The EEG results of the abstract figures indicated that the N400 effect discriminates between the new and drawn items relying on strong memories, whereas the P600 effect discriminates between the recollected drawn and non-recollected items (studied items with weak memory and new stimuli). The late parietal P600 likely differentiates between old and new non-words.
In closing, the presented findings fill a gap in the research by providing new insight into how the brain processes and discriminates abstract figures and non-words and what role memory strength has in these processes. Essentially, our findings improve the understanding of such visual and lexical memory processing that does not rely on semantic knowledge. Moreover, we could identify a pattern of brain activity that defines accurate discrimination performance of such items, which could be useful in developing appropriate BCI technologies.

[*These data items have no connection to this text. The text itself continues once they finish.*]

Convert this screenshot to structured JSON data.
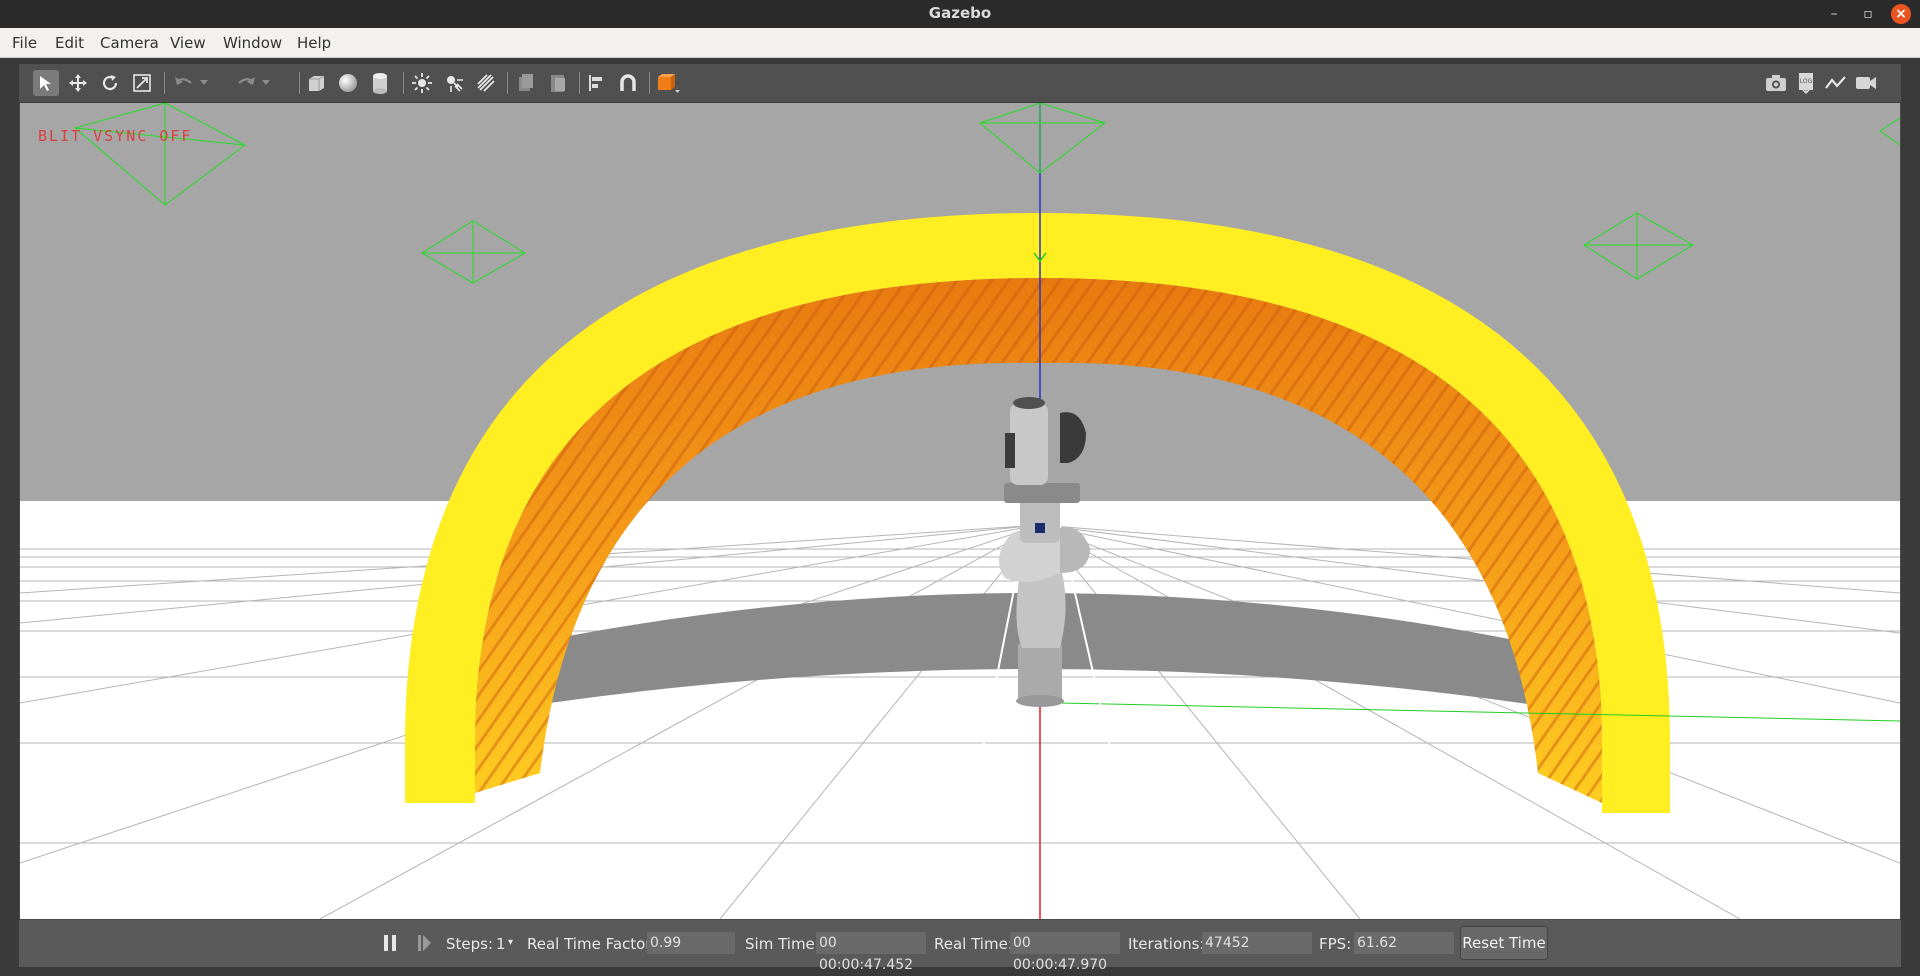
{
  "window": {
    "title": "Gazebo"
  },
  "menu": [
    "File",
    "Edit",
    "Camera",
    "View",
    "Window",
    "Help"
  ],
  "toolbar": {
    "tools": [
      "select-tool",
      "translate-tool",
      "rotate-tool",
      "scale-tool",
      "undo",
      "redo",
      "box-shape",
      "sphere-shape",
      "cylinder-shape",
      "point-light",
      "spot-light",
      "directional-light",
      "copy",
      "paste",
      "align",
      "snap",
      "color-change"
    ],
    "right_tools": [
      "screenshot",
      "log",
      "plot",
      "video-record"
    ]
  },
  "viewport": {
    "overlay_text": "BLIT   VSYNC OFF",
    "colors": {
      "sky": "#a6a6a6",
      "ground": "#ffffff",
      "arch": "#ffee22",
      "arch_inner": "#f08a10",
      "axis_z": "#2233cc",
      "axis_x": "#dd2222",
      "axis_y": "#22cc22"
    }
  },
  "statusbar": {
    "steps_label": "Steps:",
    "steps_value": "1",
    "rtf_label": "Real Time Factor:",
    "rtf_value": "0.99",
    "sim_label": "Sim Time:",
    "sim_value": "00 00:00:47.452",
    "real_label": "Real Time:",
    "real_value": "00 00:00:47.970",
    "iter_label": "Iterations:",
    "iter_value": "47452",
    "fps_label": "FPS:",
    "fps_value": "61.62",
    "reset_label": "Reset Time"
  }
}
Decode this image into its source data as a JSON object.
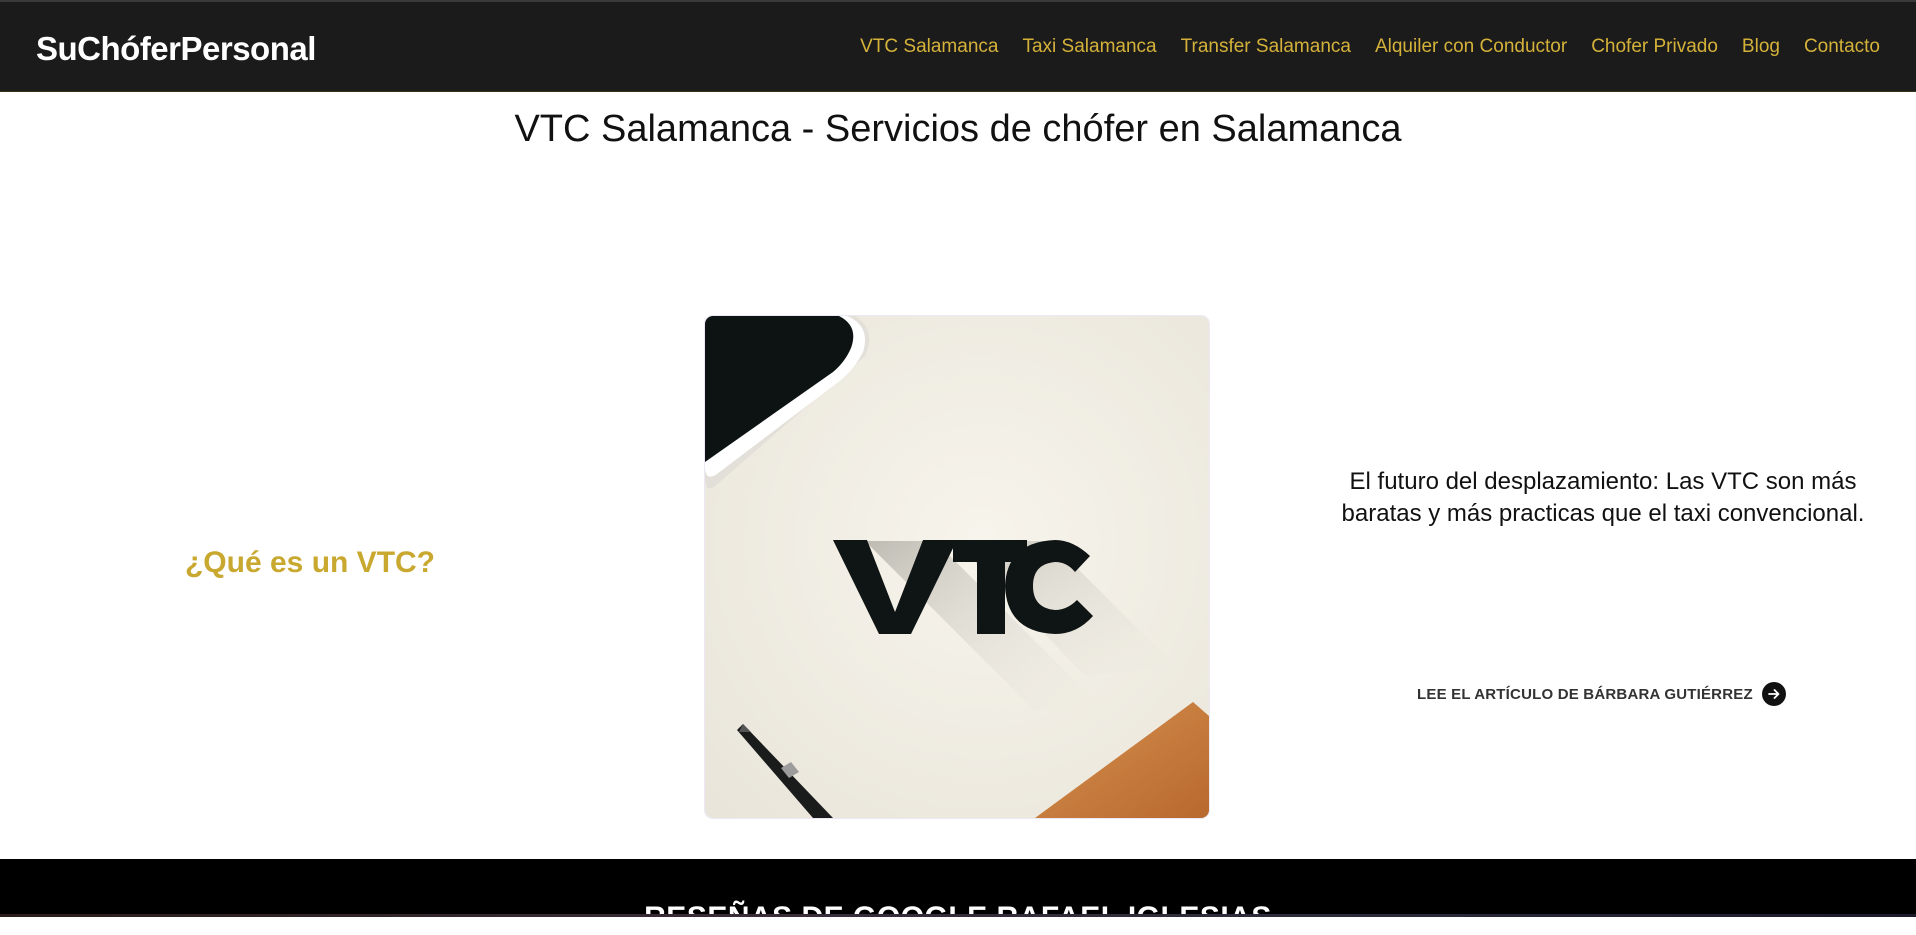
{
  "header": {
    "logo": "SuChóferPersonal",
    "nav": [
      {
        "label": "VTC Salamanca"
      },
      {
        "label": "Taxi Salamanca"
      },
      {
        "label": "Transfer Salamanca"
      },
      {
        "label": "Alquiler con Conductor"
      },
      {
        "label": "Chofer Privado"
      },
      {
        "label": "Blog"
      },
      {
        "label": "Contacto"
      }
    ]
  },
  "main": {
    "title": "VTC Salamanca - Servicios de chófer en Salamanca",
    "section_heading": "¿Qué es un VTC?",
    "image_text": "VTC",
    "excerpt": "El futuro del desplazamiento: Las VTC son más baratas y más practicas que el taxi convencional.",
    "read_more_label": "LEE EL ARTÍCULO DE BÁRBARA GUTIÉRREZ"
  },
  "reviews": {
    "title": "RESEÑAS DE GOOGLE RAFAEL IGLESIAS"
  },
  "icons": {
    "read_more": "arrow-right-circle-icon"
  },
  "colors": {
    "header_bg": "#1c1b1b",
    "nav_link": "#d4b23a",
    "heading_accent": "#c9a830",
    "band_bg": "#000000"
  }
}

To further investigate the claims presented in this work, future research could implement spectral power analyses. Moreover, the present paradigm could be extended with the application of confidence judgments and questionnaires that could reveal which specific strategies the participants used during memorization. An intriguing follow-up study could examine the relation between recognition and recall using an extended version of the current paradigm. Finally, it would be interesting to define the electrophysiological patterns of pre-experimentally unfamiliar old/new item recognition and combine these results with BCI technology.